Obori Soma YakiObori Soma Ware
It is said that Obori Soma Yaki was begun to make in the early period of Edo era (1690). It was in those days in the most big production center in the Tohoku district where more than 100 potteries lined up for last years in the Edo era because Soma feudal clan which ruled the district protected grilled manufacturing, and they brought up.
When it is the Meiji era, numbers decrease little by little because producer turning into other work came out, and 24 potteries continue making grilled dish now. These potters work hard to create new products for the 21st century while following tradition of 300 years.
Indications are that the origins of Obori Soma Yaki go back to toward the end of the 17th century.
Under the patronage and protection of the local Soma clan the kilns flourished and by the middle of the 19th century, there were more than 100 at work, making it the largest production center in the whole of the Tohoku region of northern Japan. With the changes which took place in the commercial sector on entering the Meiji period (1868-1912), the number of working kilns fell and now there are just 24 at work. Fueled by the 300-year-old heritage of ceramics in the area, however, the creative spirit is still alive.
The majority of pieces are glazed with a clear, glasslike celadon glaze, verging on green. Overall crazing is also a common feature, which makes this ware all the more approachable. The source of the celadon glaze is found locally, but it is not the only glaze used. An ash glaze as well as an amber colored one and a white slip glaze are also used. There are now making vases, tea bowls, cups and flasks for sake and other distinctively decorated pieces.
|Industrial art object name
||Obori Soma Yaki
||We seem to overcharge, and Maya comes
|Classification of industrial art object
||Tea set, bottle and cup, vase, ashtray
|Main production area
||Fukushima / Namie-machi, Futaba-gun
|The designation date
||February 6, 1978
■local production associations
Obori Soma Yaki cooperative association
Ozawa, Nihonmatsu-shi, Fukushima character original 115-25
Forest of ceramic art overcharges, and Nihonmatsu studio is inner
■Associated exhibit space, facility
We make earthenware which covered up appearance with transparent glaziness with blue called celadon porcelain glaze mainly. Because crazing covers up the whole container like design, we are called "blue crack", and this crazing design makes work one which it is easy to get close to. Toyama stone which is main raw materials of celadon porcelain glaze is raw material produced only at this production center. Other than celadon porcelain glaze, we use ash glaze (we buy and say), rain glaze (say), white style glaze (do and drift and say).
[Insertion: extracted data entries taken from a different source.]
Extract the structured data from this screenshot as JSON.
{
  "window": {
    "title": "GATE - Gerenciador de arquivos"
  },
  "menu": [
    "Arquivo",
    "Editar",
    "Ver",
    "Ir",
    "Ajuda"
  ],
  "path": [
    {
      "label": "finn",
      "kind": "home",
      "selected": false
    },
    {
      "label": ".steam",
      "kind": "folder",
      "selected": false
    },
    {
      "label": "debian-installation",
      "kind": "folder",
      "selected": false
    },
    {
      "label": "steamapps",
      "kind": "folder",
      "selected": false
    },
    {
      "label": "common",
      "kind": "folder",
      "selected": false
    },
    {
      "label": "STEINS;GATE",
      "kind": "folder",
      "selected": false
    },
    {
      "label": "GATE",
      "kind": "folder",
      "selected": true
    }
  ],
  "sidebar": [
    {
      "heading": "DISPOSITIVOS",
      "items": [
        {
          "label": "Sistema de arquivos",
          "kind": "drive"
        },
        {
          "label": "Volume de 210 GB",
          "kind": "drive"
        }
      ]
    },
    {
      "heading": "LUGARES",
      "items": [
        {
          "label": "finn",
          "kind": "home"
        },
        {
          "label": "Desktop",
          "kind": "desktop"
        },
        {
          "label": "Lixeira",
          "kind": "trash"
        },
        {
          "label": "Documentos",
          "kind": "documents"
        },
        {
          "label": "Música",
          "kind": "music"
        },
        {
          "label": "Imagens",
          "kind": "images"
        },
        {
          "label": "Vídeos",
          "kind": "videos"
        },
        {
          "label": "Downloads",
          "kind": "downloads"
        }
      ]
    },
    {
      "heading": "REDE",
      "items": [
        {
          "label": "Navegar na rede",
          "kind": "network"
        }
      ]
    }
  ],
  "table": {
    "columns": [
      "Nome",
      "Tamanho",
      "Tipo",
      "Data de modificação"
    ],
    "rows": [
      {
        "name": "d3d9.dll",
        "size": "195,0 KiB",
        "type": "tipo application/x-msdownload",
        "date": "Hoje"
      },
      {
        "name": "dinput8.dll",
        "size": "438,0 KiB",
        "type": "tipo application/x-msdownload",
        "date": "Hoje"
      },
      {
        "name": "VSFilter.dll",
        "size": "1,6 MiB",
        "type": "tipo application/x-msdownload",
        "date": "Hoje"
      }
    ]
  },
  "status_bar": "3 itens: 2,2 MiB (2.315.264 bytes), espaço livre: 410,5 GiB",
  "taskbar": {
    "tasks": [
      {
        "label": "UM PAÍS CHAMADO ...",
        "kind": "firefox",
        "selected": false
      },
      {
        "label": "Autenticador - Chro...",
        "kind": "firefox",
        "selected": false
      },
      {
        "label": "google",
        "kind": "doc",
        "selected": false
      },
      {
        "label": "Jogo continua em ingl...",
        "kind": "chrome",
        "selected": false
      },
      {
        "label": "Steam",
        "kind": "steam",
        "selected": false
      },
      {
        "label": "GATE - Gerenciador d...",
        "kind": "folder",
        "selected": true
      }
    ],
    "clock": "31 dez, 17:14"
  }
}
Obori Soma Yaki is primarily known for producing ceramic pieces coated in a glaze of celedon blue. Another well known characteristic of Obori Soma Yaki pieces is the “Ao-hibi” or cracked blue pattern that covers the works - created by the fine cracks within the surface. The stones used for producing the celedon blue glaze can only be found in the Obori region of Fukushima, Japan. In addition to celedon blue, ash colored glaze, clear glaze and white glaze are also used for the ceramic pieces.
How to make
We use local potter's clay for materials of ceramist. We put this soil in the water and will have muddy water and divide by unnecessary thing that we use as clay. We dry mud which we sorted out and make clay, and knock clay which we kneaded well flat on potter's wheel and it is homemade and makes form. If there is form, we finish and do for dry in the shade and do unglazing at temperature of approximately 950 degrees if we completely dry. We attach picture to thing which finished of unglazing, but picture of horse called "run piece" described then is form of picture only in this production center. We can enter kiln with glaze (say bake) over caliber described painting in once again and we bake at temperature of 1,250-1,280 degree and finish.
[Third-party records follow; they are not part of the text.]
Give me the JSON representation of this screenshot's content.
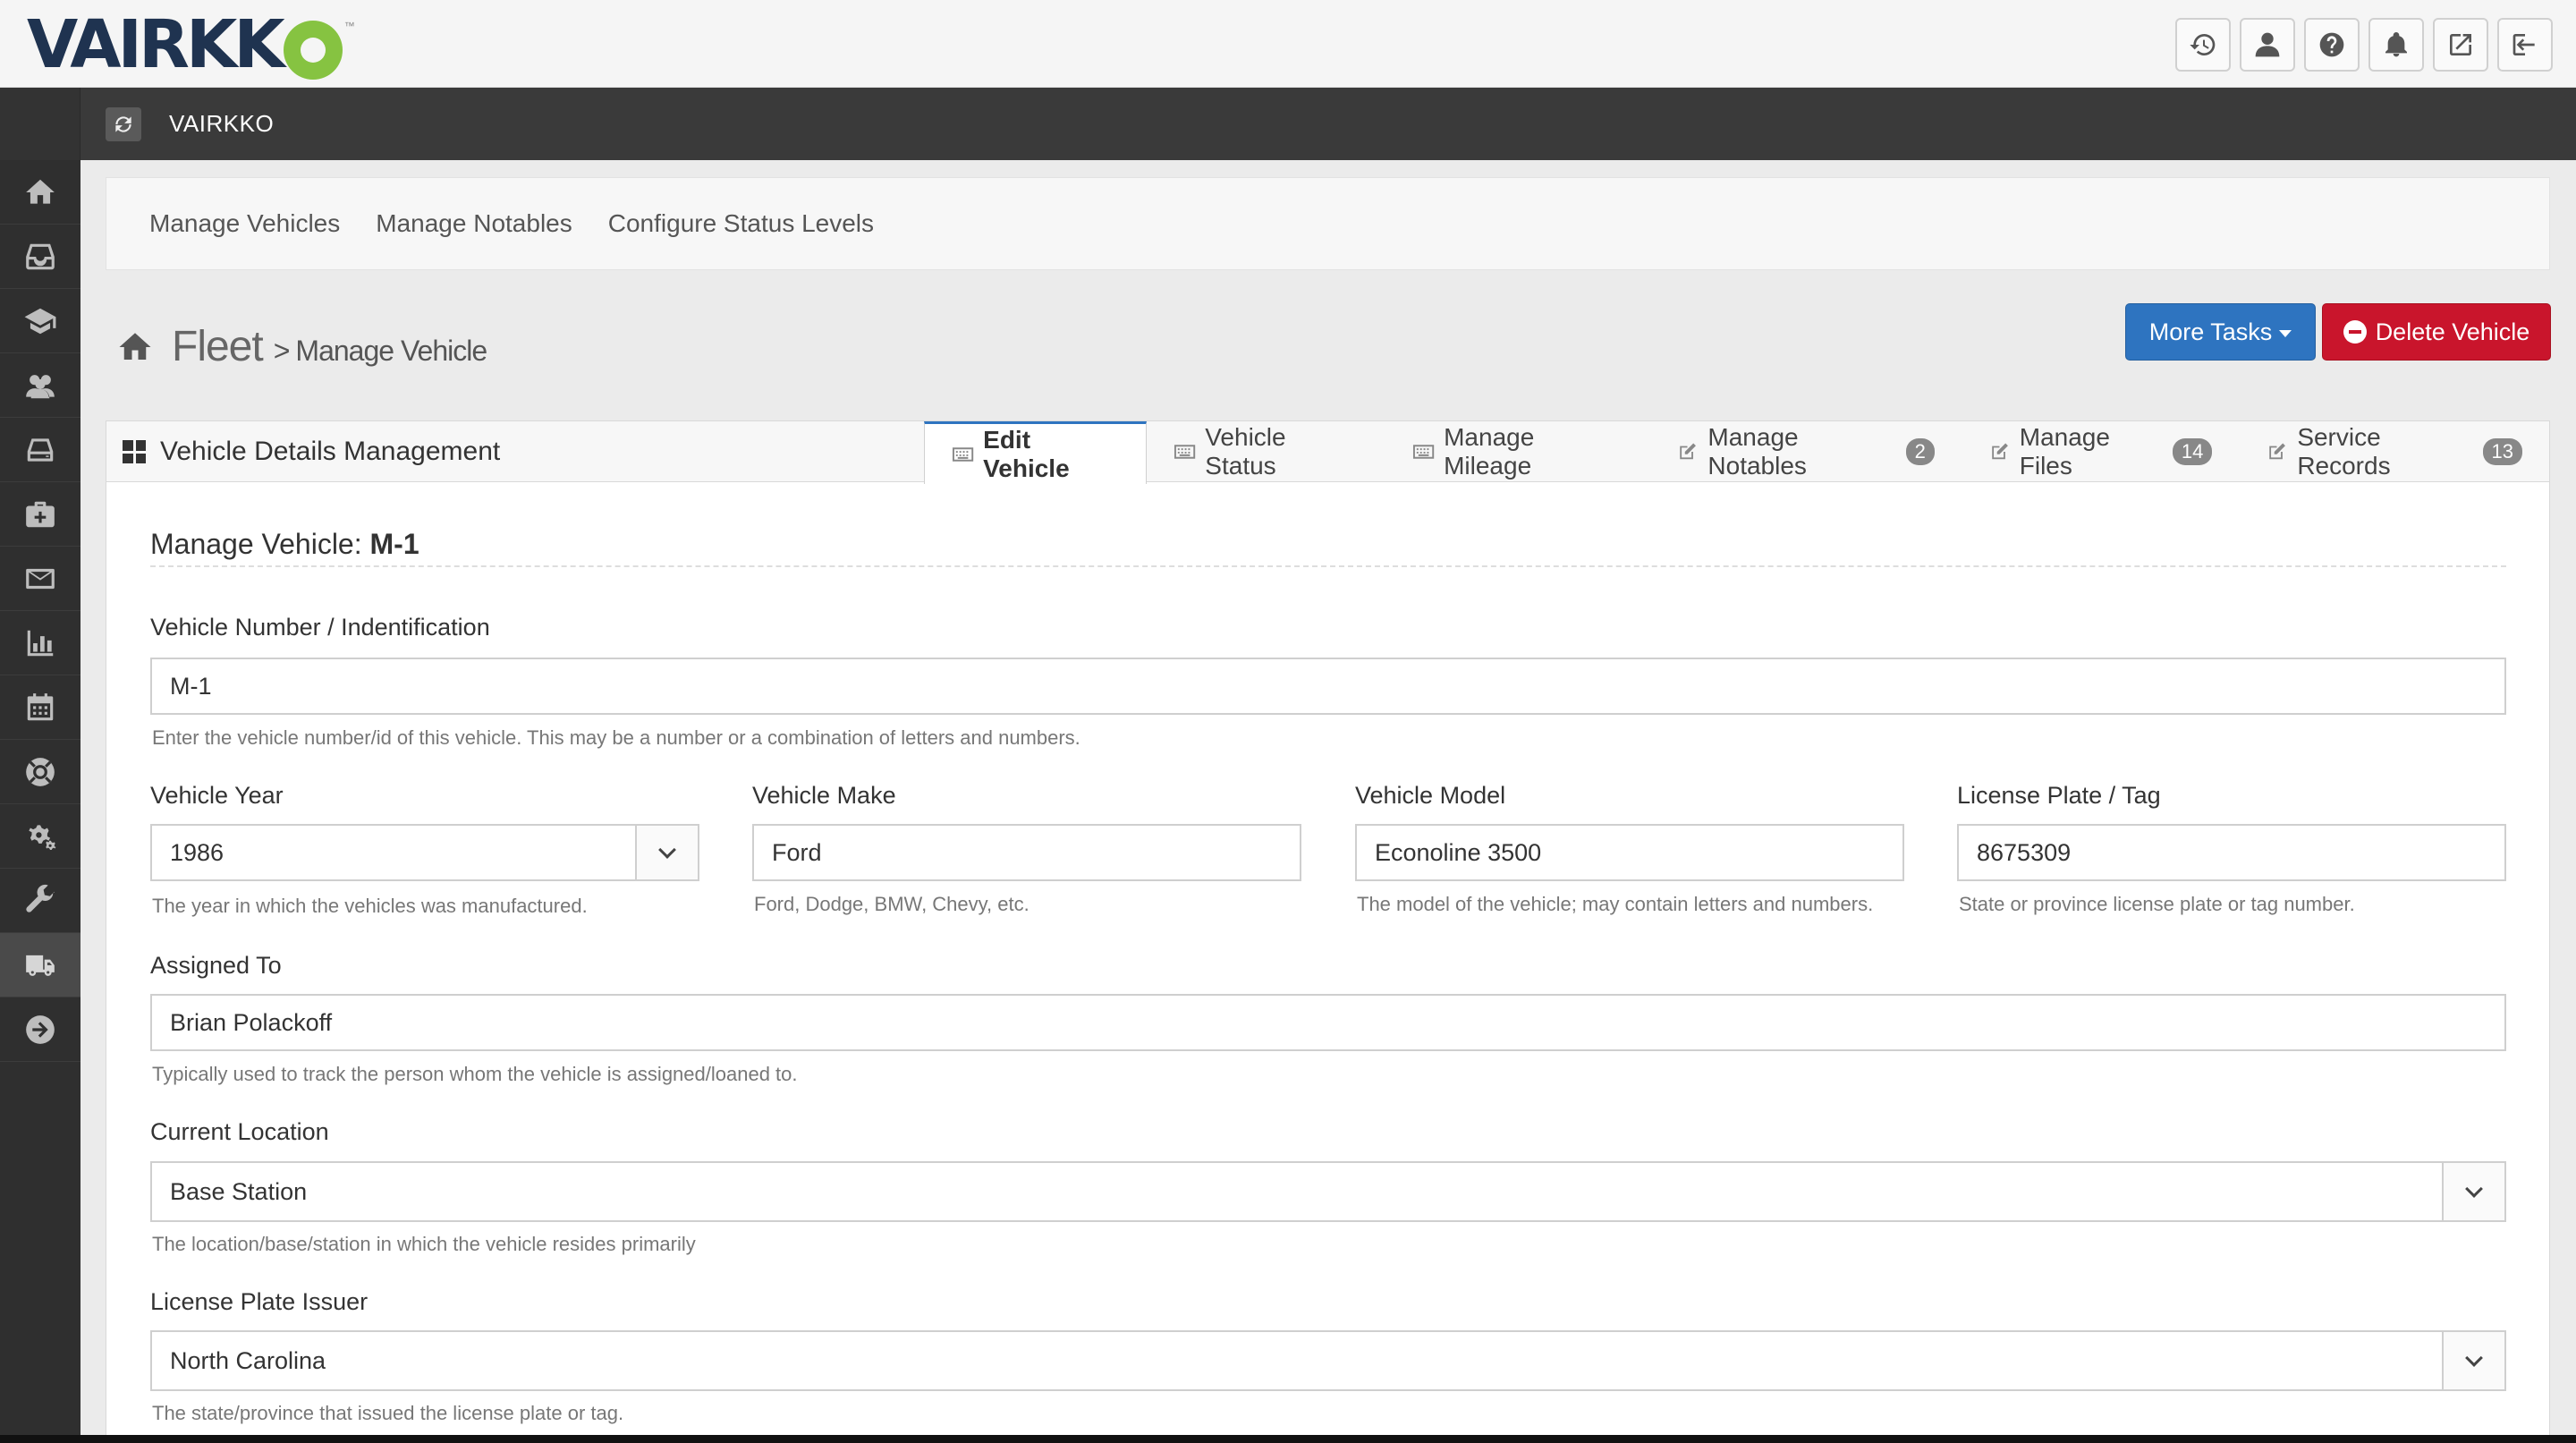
{
  "brand": {
    "logo_text": "VAIRKK",
    "logo_tm": "™"
  },
  "top_icons": [
    {
      "name": "history-icon"
    },
    {
      "name": "user-icon"
    },
    {
      "name": "help-icon"
    },
    {
      "name": "bell-icon"
    },
    {
      "name": "external-link-icon"
    },
    {
      "name": "sign-out-icon"
    }
  ],
  "titlebar": {
    "title": "VAIRKKO"
  },
  "sidebar": {
    "items": [
      {
        "name": "home-icon"
      },
      {
        "name": "inbox-icon"
      },
      {
        "name": "graduation-cap-icon"
      },
      {
        "name": "users-icon"
      },
      {
        "name": "hard-drive-icon"
      },
      {
        "name": "medkit-icon"
      },
      {
        "name": "envelope-icon"
      },
      {
        "name": "bar-chart-icon"
      },
      {
        "name": "calendar-icon"
      },
      {
        "name": "life-ring-icon"
      },
      {
        "name": "cogs-icon"
      },
      {
        "name": "wrench-icon"
      },
      {
        "name": "truck-icon"
      },
      {
        "name": "arrow-circle-right-icon"
      }
    ]
  },
  "subnav": {
    "links": [
      "Manage Vehicles",
      "Manage Notables",
      "Configure Status Levels"
    ]
  },
  "breadcrumb": {
    "main": "Fleet",
    "sep": ">",
    "sub": "Manage Vehicle"
  },
  "actions": {
    "more_tasks": "More Tasks",
    "delete_vehicle": "Delete Vehicle"
  },
  "panel": {
    "title": "Vehicle Details Management",
    "tabs": [
      {
        "label": "Edit Vehicle",
        "badge": ""
      },
      {
        "label": "Vehicle Status",
        "badge": ""
      },
      {
        "label": "Manage Mileage",
        "badge": ""
      },
      {
        "label": "Manage Notables",
        "badge": "2"
      },
      {
        "label": "Manage Files",
        "badge": "14"
      },
      {
        "label": "Service Records",
        "badge": "13"
      }
    ]
  },
  "form": {
    "title_prefix": "Manage Vehicle: ",
    "title_id": "M-1",
    "vehicle_number": {
      "label": "Vehicle Number / Indentification",
      "value": "M-1",
      "help": "Enter the vehicle number/id of this vehicle. This may be a number or a combination of letters and numbers."
    },
    "year": {
      "label": "Vehicle Year",
      "value": "1986",
      "help": "The year in which the vehicles was manufactured."
    },
    "make": {
      "label": "Vehicle Make",
      "value": "Ford",
      "help": "Ford, Dodge, BMW, Chevy, etc."
    },
    "model": {
      "label": "Vehicle Model",
      "value": "Econoline 3500",
      "help": "The model of the vehicle; may contain letters and numbers."
    },
    "plate": {
      "label": "License Plate / Tag",
      "value": "8675309",
      "help": "State or province license plate or tag number."
    },
    "assigned": {
      "label": "Assigned To",
      "value": "Brian Polackoff",
      "help": "Typically used to track the person whom the vehicle is assigned/loaned to."
    },
    "location": {
      "label": "Current Location",
      "value": "Base Station",
      "help": "The location/base/station in which the vehicle resides primarily"
    },
    "issuer": {
      "label": "License Plate Issuer",
      "value": "North Carolina",
      "help": "The state/province that issued the license plate or tag."
    }
  },
  "colors": {
    "primary": "#2e74c0",
    "danger": "#c9152c",
    "dark": "#3a3a3a",
    "brand_navy": "#1f3350",
    "brand_green": "#86c341"
  }
}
Local clay earth is used to make the pottery clay for the pieces. This soil is immersed in water, reduced to mud and then separated into the clay that can be used for pottery and other components that will be discarded. The mud which has been sorted this way is dried and made into pottery clay and the well kneaded clay is shaped on a potter’s wheel. Once the clay is shaped, it is dried in darkness. Once it is completely dry, the piece is fired in a kiln at about 950 degrees. After the clay is fired, a picture is drawn on the surface, and the famous “Hashirikoma” running horse drawings are something that can only be found in Obori ceramic pieces. After the picture is drawn, the surface is covered in glaze and then fired once more in the kiln at between 1,250 to 1,280 degrees to finish the piece.